Environmental Policy

Sample courses for an Environmental Policy focus

Please note:
These are an example of the courses that would fulfill this complimentary policy requirement.
We cannot guarantee when or if these courses will be offered.


Economics

 *343. Natural Resource Economics. (3)

Use and management of natural resources and systems useful to humans. Issues include: why natural resources are important, economic growth impact, optimal exploitation and identification and management of environmental concerns.

  1. Environmental Economics. (3)

Causes and consequences of environmental externalities. Design and implementation of alternative policy instruments. Theory and methods to measure economic value of market and non-market environmental services.

American Studies

  1. Topics in Environmental and Social Justice. (3, may be repeated twice Δ)

Graduate study of subjects in Environmental and Social Justice. Content varies by semester and topics may include: science/technology studies, environmental justice, political economy of nature, environmental social movements, race and nature, law and violence. (ESJ)

Geography

*450. Hazards and Disasters [Environmental Hazards]. (3) 

This seminar explores how power and space together shape contemporary sociocultural, political, and ecological worlds. Focal topics and theoretical approaches will vary each semester. 

461 / 561. Environmental Management. (3)

Examination of critical issues of environmental degradation in global and local system related to: air and water pollution, soil erosion, deforestation, strip mining, over dependence on fossil fuels and improper management of toxic and other wastes. Appraisal of the conservation methods and policies applied to these issues and the outlook for the future.

462 / 562. Water Governance [Water Resources Management]. (3)

In this class, we view political considerations as inherent in water management and unavoidable. This focus on politics before technical water resource manipulation is what we call water governance, compared to traditional "water resource management". 

515. Seminar in Geographies of Power [Cultural and Political Ecology]. (3, may be repeated once Δ [3])

This seminar explores how power and space together shape contemporary sociocultural, political, and ecological worlds. Focal topics and theoretical approaches will vary each semester. 

  1. Seminar: Globalization and Development [Seminar in Globalization]. (3)

This course investigates development and globalization as inter-related processes that have transformed many societies and created a global economy and society. It grapples with ideas of development from different perspectives, including geography, anthropology, and economics.

History

433 [433 / 633]. U.S. Environmental History. (3)

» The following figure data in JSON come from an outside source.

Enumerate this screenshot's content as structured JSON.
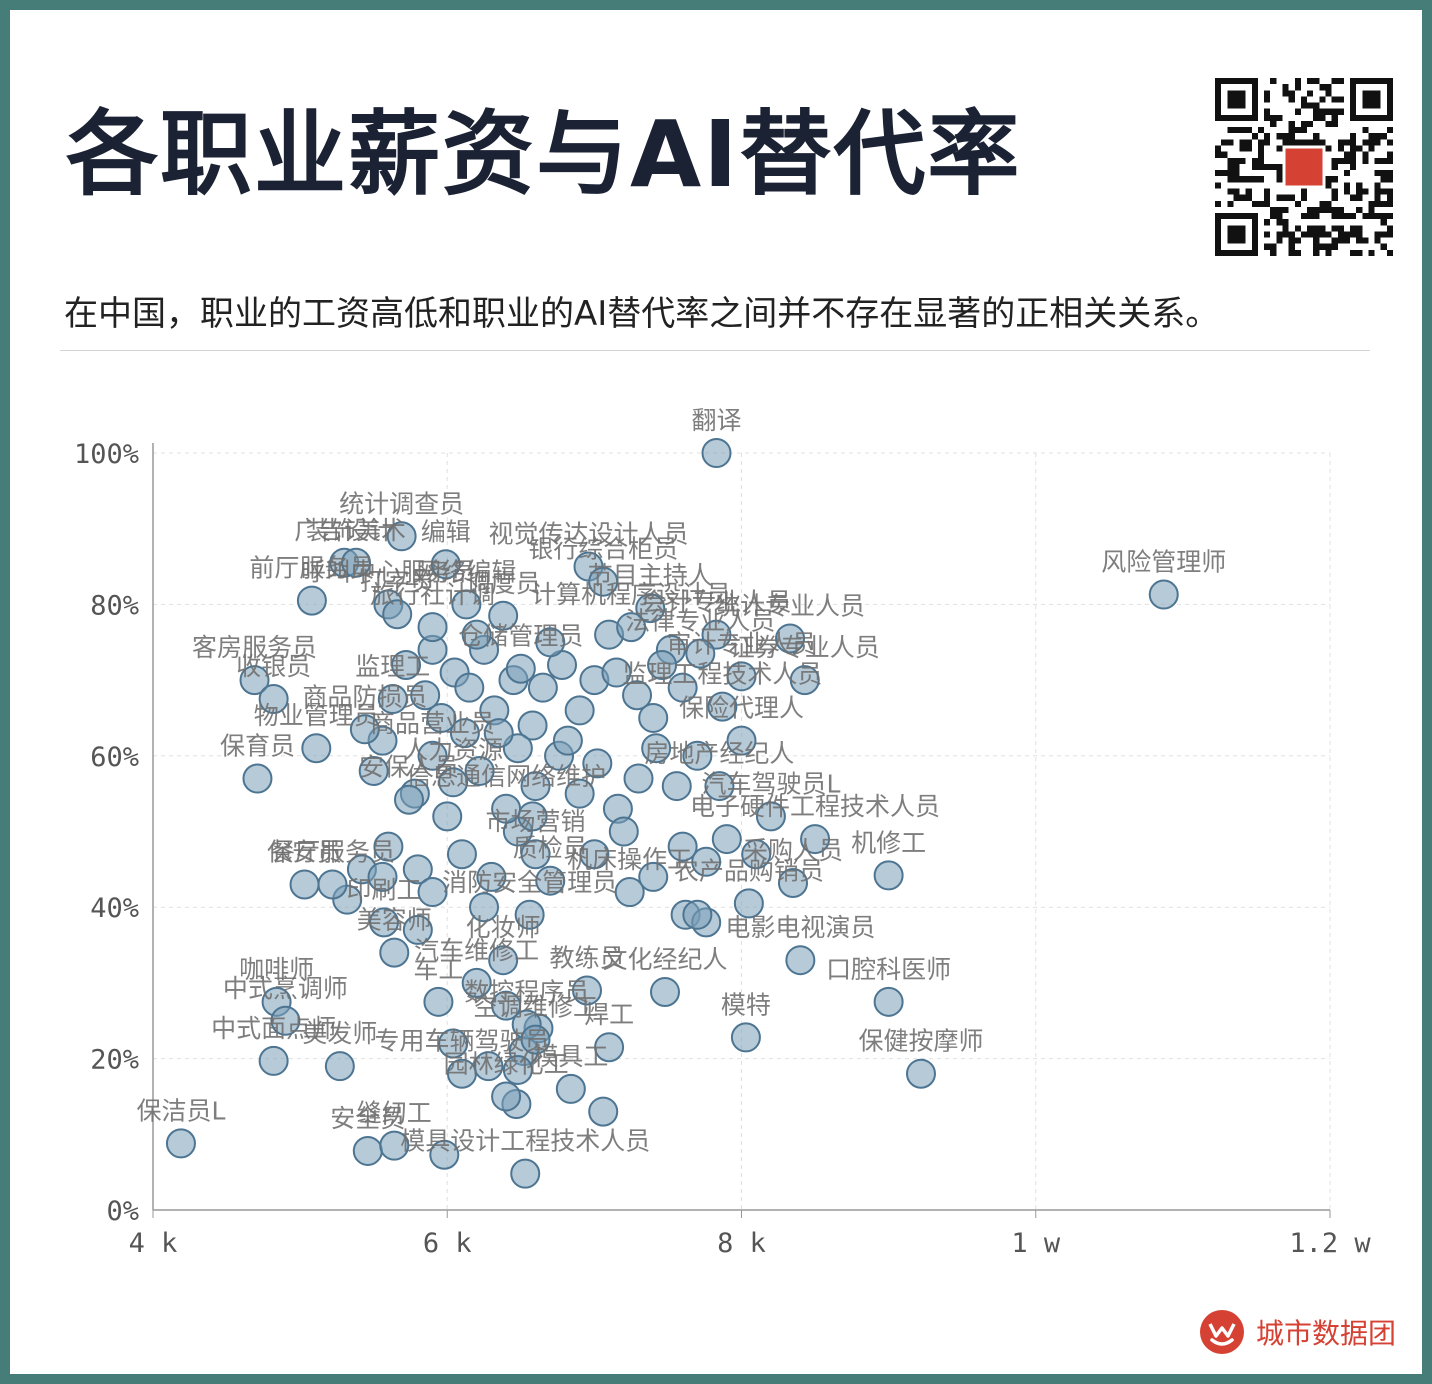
{
  "header": {
    "title": "各职业薪资与AI替代率",
    "subtitle": "在中国，职业的工资高低和职业的AI替代率之间并不存在显著的正相关关系。"
  },
  "brand": {
    "name": "城市数据团",
    "icon": "city-data-team-logo",
    "color": "#d54133"
  },
  "colors": {
    "background": "#477d78",
    "point_fill": "#7a9fb8",
    "point_stroke": "#4d7592",
    "label": "#707070",
    "title": "#1b2233"
  },
  "chart_data": {
    "type": "scatter",
    "title": "",
    "xlabel": "",
    "ylabel": "",
    "xlim": [
      4000,
      12000
    ],
    "ylim": [
      0,
      1
    ],
    "x_ticks": [
      4000,
      6000,
      8000,
      10000,
      12000
    ],
    "x_tick_labels": [
      "4 k",
      "6 k",
      "8 k",
      "1 w",
      "1.2 w"
    ],
    "y_ticks": [
      0,
      0.2,
      0.4,
      0.6,
      0.8,
      1.0
    ],
    "y_tick_labels": [
      "0%",
      "20%",
      "40%",
      "60%",
      "80%",
      "100%"
    ],
    "grid": true,
    "points": [
      {
        "label": "翻译",
        "x": 7830,
        "y": 1.0
      },
      {
        "label": "风险管理师",
        "x": 10870,
        "y": 0.813
      },
      {
        "label": "统计调查员",
        "x": 5690,
        "y": 0.89
      },
      {
        "label": "广告设计",
        "x": 5300,
        "y": 0.855
      },
      {
        "label": "装饰美术",
        "x": 5380,
        "y": 0.855
      },
      {
        "label": "编辑",
        "x": 5990,
        "y": 0.853
      },
      {
        "label": "视觉传达设计人员",
        "x": 6960,
        "y": 0.85
      },
      {
        "label": "银行综合柜员",
        "x": 7060,
        "y": 0.83
      },
      {
        "label": "前厅服务员",
        "x": 5080,
        "y": 0.805
      },
      {
        "label": "呼叫中心服务员",
        "x": 5600,
        "y": 0.8
      },
      {
        "label": "节目主持人",
        "x": 7380,
        "y": 0.795
      },
      {
        "label": "网络编辑",
        "x": 6130,
        "y": 0.8
      },
      {
        "label": "调度员",
        "x": 6380,
        "y": 0.785
      },
      {
        "label": "计算机程序设计员",
        "x": 7250,
        "y": 0.77
      },
      {
        "label": "会计专业人员",
        "x": 7830,
        "y": 0.76
      },
      {
        "label": "打字员",
        "x": 5660,
        "y": 0.787
      },
      {
        "label": "旅行社计调",
        "x": 5900,
        "y": 0.77
      },
      {
        "label": "客房服务员",
        "x": 4690,
        "y": 0.7
      },
      {
        "label": "收银员",
        "x": 4820,
        "y": 0.675
      },
      {
        "label": "统计专业人员",
        "x": 8330,
        "y": 0.755
      },
      {
        "label": "法律专业人员",
        "x": 7720,
        "y": 0.735
      },
      {
        "label": "仓储管理员",
        "x": 6500,
        "y": 0.715
      },
      {
        "label": "证券专业人员",
        "x": 8430,
        "y": 0.7
      },
      {
        "label": "审计专业人员",
        "x": 8000,
        "y": 0.705
      },
      {
        "label": "监理工程技术人员",
        "x": 7870,
        "y": 0.665
      },
      {
        "label": "监理工",
        "x": 5630,
        "y": 0.675
      },
      {
        "label": "商品防损员",
        "x": 5440,
        "y": 0.635
      },
      {
        "label": "保育员",
        "x": 4710,
        "y": 0.57
      },
      {
        "label": "物业管理员",
        "x": 5110,
        "y": 0.61
      },
      {
        "label": "商品营业员",
        "x": 5900,
        "y": 0.6
      },
      {
        "label": "人力资源",
        "x": 6040,
        "y": 0.565
      },
      {
        "label": "保险代理人",
        "x": 8000,
        "y": 0.62
      },
      {
        "label": "房地产经纪人",
        "x": 7850,
        "y": 0.56
      },
      {
        "label": "安保人员",
        "x": 5740,
        "y": 0.542
      },
      {
        "label": "信息通信网络维护",
        "x": 6400,
        "y": 0.53
      },
      {
        "label": "汽车驾驶员L",
        "x": 8200,
        "y": 0.52
      },
      {
        "label": "电子硬件工程技术人员",
        "x": 8500,
        "y": 0.49
      },
      {
        "label": "餐厅服务员",
        "x": 5220,
        "y": 0.43
      },
      {
        "label": "市场营销",
        "x": 6600,
        "y": 0.47
      },
      {
        "label": "质检员",
        "x": 6700,
        "y": 0.435
      },
      {
        "label": "机床操作工",
        "x": 7240,
        "y": 0.42
      },
      {
        "label": "采购人员",
        "x": 8350,
        "y": 0.432
      },
      {
        "label": "机修工",
        "x": 9000,
        "y": 0.442
      },
      {
        "label": "农产品购销员",
        "x": 8050,
        "y": 0.405
      },
      {
        "label": "印刷工",
        "x": 5570,
        "y": 0.38
      },
      {
        "label": "保安员",
        "x": 5030,
        "y": 0.43
      },
      {
        "label": "消防安全管理员",
        "x": 6560,
        "y": 0.39
      },
      {
        "label": "咖啡师",
        "x": 4840,
        "y": 0.275
      },
      {
        "label": "中式烹调师",
        "x": 4900,
        "y": 0.25
      },
      {
        "label": "中式面点师",
        "x": 4820,
        "y": 0.197
      },
      {
        "label": "美发师",
        "x": 5270,
        "y": 0.19
      },
      {
        "label": "美容师",
        "x": 5640,
        "y": 0.34
      },
      {
        "label": "化妆师",
        "x": 6380,
        "y": 0.33
      },
      {
        "label": "教练员",
        "x": 6950,
        "y": 0.29
      },
      {
        "label": "文化经纪人",
        "x": 7480,
        "y": 0.288
      },
      {
        "label": "电影电视演员",
        "x": 8400,
        "y": 0.33
      },
      {
        "label": "口腔科医师",
        "x": 9000,
        "y": 0.275
      },
      {
        "label": "模特",
        "x": 8030,
        "y": 0.228
      },
      {
        "label": "保健按摩师",
        "x": 9220,
        "y": 0.18
      },
      {
        "label": "汽车维修工",
        "x": 6200,
        "y": 0.3
      },
      {
        "label": "焊工",
        "x": 7100,
        "y": 0.215
      },
      {
        "label": "数控程序员",
        "x": 6540,
        "y": 0.245
      },
      {
        "label": "空调维修工",
        "x": 6600,
        "y": 0.225
      },
      {
        "label": "车工",
        "x": 5940,
        "y": 0.275
      },
      {
        "label": "专用车辆驾驶员",
        "x": 6100,
        "y": 0.18
      },
      {
        "label": "模具工",
        "x": 6840,
        "y": 0.16
      },
      {
        "label": "保洁员L",
        "x": 4190,
        "y": 0.088
      },
      {
        "label": "安全员",
        "x": 5460,
        "y": 0.078
      },
      {
        "label": "缝纫工",
        "x": 5640,
        "y": 0.085
      },
      {
        "label": "园林绿化工",
        "x": 6400,
        "y": 0.15
      },
      {
        "label": "模具设计工程技术人员",
        "x": 6530,
        "y": 0.048
      }
    ],
    "extra_points": [
      [
        5560,
        0.62
      ],
      [
        5720,
        0.72
      ],
      [
        5850,
        0.68
      ],
      [
        5960,
        0.65
      ],
      [
        6050,
        0.71
      ],
      [
        6150,
        0.69
      ],
      [
        6250,
        0.74
      ],
      [
        6320,
        0.66
      ],
      [
        6450,
        0.7
      ],
      [
        6580,
        0.64
      ],
      [
        6650,
        0.69
      ],
      [
        6780,
        0.72
      ],
      [
        6900,
        0.66
      ],
      [
        7000,
        0.7
      ],
      [
        7150,
        0.71
      ],
      [
        7290,
        0.68
      ],
      [
        7400,
        0.65
      ],
      [
        7520,
        0.74
      ],
      [
        7600,
        0.69
      ],
      [
        5900,
        0.74
      ],
      [
        6200,
        0.76
      ],
      [
        6700,
        0.75
      ],
      [
        7100,
        0.76
      ],
      [
        7460,
        0.72
      ],
      [
        5500,
        0.58
      ],
      [
        5780,
        0.55
      ],
      [
        6000,
        0.52
      ],
      [
        6220,
        0.58
      ],
      [
        6480,
        0.61
      ],
      [
        6600,
        0.56
      ],
      [
        6760,
        0.6
      ],
      [
        6900,
        0.55
      ],
      [
        7020,
        0.59
      ],
      [
        7160,
        0.53
      ],
      [
        7300,
        0.57
      ],
      [
        7420,
        0.61
      ],
      [
        7560,
        0.56
      ],
      [
        7700,
        0.6
      ],
      [
        5600,
        0.48
      ],
      [
        5800,
        0.45
      ],
      [
        6100,
        0.47
      ],
      [
        6300,
        0.44
      ],
      [
        6480,
        0.5
      ],
      [
        7000,
        0.47
      ],
      [
        7200,
        0.5
      ],
      [
        7400,
        0.44
      ],
      [
        7600,
        0.48
      ],
      [
        7760,
        0.46
      ],
      [
        7900,
        0.49
      ],
      [
        8100,
        0.47
      ],
      [
        5420,
        0.45
      ],
      [
        5320,
        0.41
      ],
      [
        5900,
        0.42
      ],
      [
        6250,
        0.4
      ],
      [
        7620,
        0.39
      ],
      [
        7760,
        0.38
      ],
      [
        7700,
        0.39
      ],
      [
        5560,
        0.44
      ],
      [
        5800,
        0.37
      ],
      [
        6400,
        0.27
      ],
      [
        6620,
        0.24
      ],
      [
        6040,
        0.22
      ],
      [
        6280,
        0.19
      ],
      [
        6520,
        0.21
      ],
      [
        7060,
        0.13
      ],
      [
        6470,
        0.14
      ],
      [
        5980,
        0.073
      ],
      [
        6480,
        0.185
      ],
      [
        6820,
        0.62
      ],
      [
        6580,
        0.52
      ],
      [
        6350,
        0.63
      ],
      [
        6120,
        0.63
      ]
    ]
  }
}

Campos, Gibbs, Spence, Truett.

Examines the environmental transformation of the United States from the colonial era to the present day. Focus on the ecological consequences of colonial encounters; shifting links between cultures, markets and the land; changing ideas and politics of nature; and the environmental impacts and inequalities of urban-industrial life.

Law

Law 580. Environmental Law

Law 593. Natural Resources and Environment Law Clinic

Community Regional Planning

516 / 416. The Natural History of Watersheds: A Field Approach. (3)

Taught completely in the field, we will evaluate the ecological health of three watersheds, exploring what John Muir described as the interconnectedness that ties everything together on this water planet.

525 / 425. Water and Energy in New Mexico: Conversations on Our Common Future. (3)

This course presents research, issues and perspectives about water and energy in New Mexico. It includes a speaker series with key experts from New Mexico's academic, government, research, nonprofit, and business communities.

527 / 427. Watershed Management. (3)

An introduction to the watershed as a rational planning unit, with case studies to illustrate principles of resource inventory, identification of land use problems and the formulation of plans for protection and rehabilitation.

532. Foundations of Natural Resources. (3)

A foundation for applying planning concepts and analytical techniques to natural systems in regions. Ecology and environmental policy, land suitability analysis, natural resources accounting and impact assessment.

Water Resources

  1. Water Resources I: Contemporary Issues. (4)

Students examine contemporary issues in water resource systems, including water quality; ecosystem health; stakeholder concerns; economics; and water supply, policy, management and allocation. Emphasis on teamwork, cooperation, and oral, written and graphic communication.

  1. Water Resources II: Models. (4)

Practical aspects of the different technical models used by water resource professionals: hydrological, economic, ecological, etc. Students use models to solve problems. Emphasis on oral, written and graphic communication.